Les troupes françaises se replient. Il ne reste, dans Bazeilles, que 150 à 200 combattants qui s’accrochent aux dernières maisons.

Puis ils doivent abandonner et se retirer vers Balan. Un petit groupe de soldats français, tirant sur les prussiens qui les poursuivent, arrivent jusqu’à une maison à la jonction de deux chemins, à l’écart du village. Elle n’a pas encore été incendiée. Des haies vives, épaisses entourent le jardin sur un mètre de hauteur.

Les hommes investissent chaque pièce de la maison, près à combattre jusqu’au bout. Cette maison, visiblement celle d’un menuisier, va devenir la maison des dernières cartouches.

Une soixantaine d’hommes se retrouvent là : des officiers, sous-officiers, caporaux et soldats des quatre régiments d’infanterie de marine, et un sergent et deux soldats d’infanterie de ligne.

Le chef de bataillon Arsène Lambert est là, avec les capitaines Georges Aubert, Eugène Bourgey, Eugène Bourchet, le lieutenant Edouard Sériot, les sous-lieutenant Gaston Joseph Saint-Felix, et Alexandre Escoubet. Ils partagent le sort de leurs soldats.

Bazeilles-4

Dès qu’ils ont pris position aux fenêtres de la maison, ils ouvrent le feu sur les prussiens. La riposte est immédiate et la fusillade dure vingt minutes, ce qui attire l’attention de l’artillerie prussienne qui dirige ses tirs sur la maison.

Les tirs cessent. Les troupes prussiennes continuent leur route vers Sedan, croyant la maison vidée de ses occupants.

Une nouvelle fusillade éclate. Les hommes restés au rez-de-chaussée tentent une sortie qui leur sera fatale. Ils tombent presque tous sur le seuil de la porte. Une véritable pluie de mitraille s’abat de nouveau sur les français.

Les hommes essayent de se protéger du mieux qu’ils peuvent, entassant devant les fenêtres les meubles, les matelas, mais ces maigres remparts sont vite détruits par la mitraille. Bien vite ; l’artillerie prussienne recommence à pilonner la maison.

Les hommes tombent, la mitraille qui traverse les murs les fauche les uns après les autres.

Devant la résistance des soldats français, les prussiens amènent des canons qu’ils disposent près de la maison, pendant que des pionniers commencent à saper les murs à la base.

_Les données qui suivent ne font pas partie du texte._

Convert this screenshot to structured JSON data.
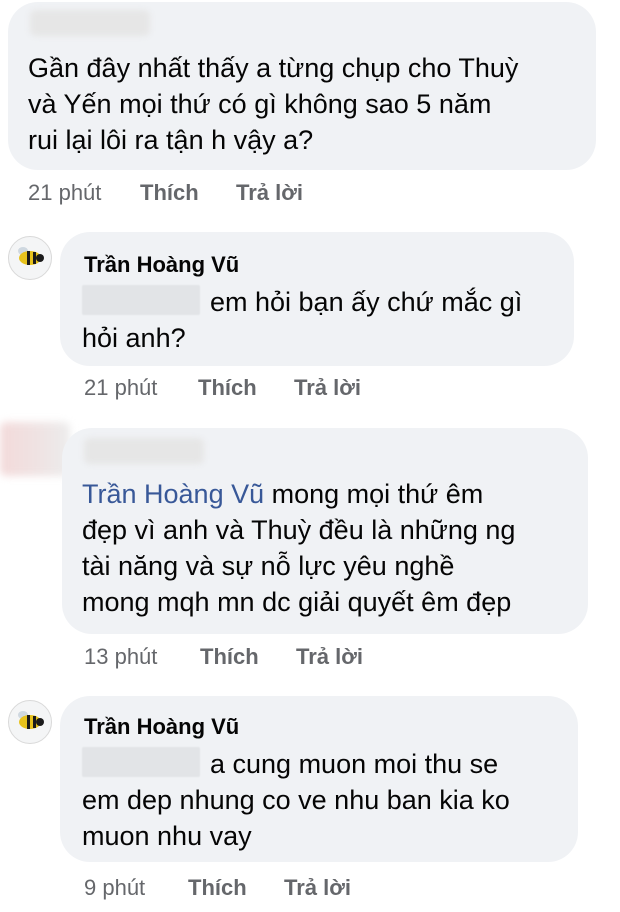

Le chef de bataillon rassemble les officiers et sous-officiers. Ils sont huit pour décider de la suite. Les dernières cartouches ont été tirées. Ils doivent se rendre.

Un rideau est arraché et placé au bout d’une baïonnette et brandit à la fenêtre, au grand plaisir des prussiens.

Mais leurs sorts n’est pas scellé. A leur sortie de la maison, les soldats prussiens ont décidé de les exterminer, même désarmés. Il faut l’intervention du capitaine Lissignolo, bavarois, qui s’interpose pour les protéger.

La résistance, dans cette « maison des dernières cartouches » aura duré deux heures.

Bazeilles-1

Emmenés prisonniers, les rescapés traversent de nouveau Bazeilles.

Toutes les maisons sont en feu et s’écroulent, les unes après les autres, propageant l’incendie aux maisons jusqu’ici épargnées, qui servent d’ambulance.

Les blessés qui ne peuvent fuir le brasier y périssent, brûlés vifs, comme les habitants cachés dans les caves qui ne peuvent en sortir.

Parmi les cadavres de combattants, se trouvent les cadavres des habitants fusillés.

Pour les soldats rescapés, ce sera la captivité en Allemagne.

 

 

 

Récit des combats de Bazeilles
Chaque année, les 31 août et 1er septembre, les Troupes de Marine commémorent les combats de Bazeilles. Cette épisode de la guerre de 1870, où s'est illustrée la "Division Bleue" constituée de marsouins et de bigors, est devenu le symbole de l'abnégation et de l'accomplissement de la mission jusqu'au sacrifice suprème.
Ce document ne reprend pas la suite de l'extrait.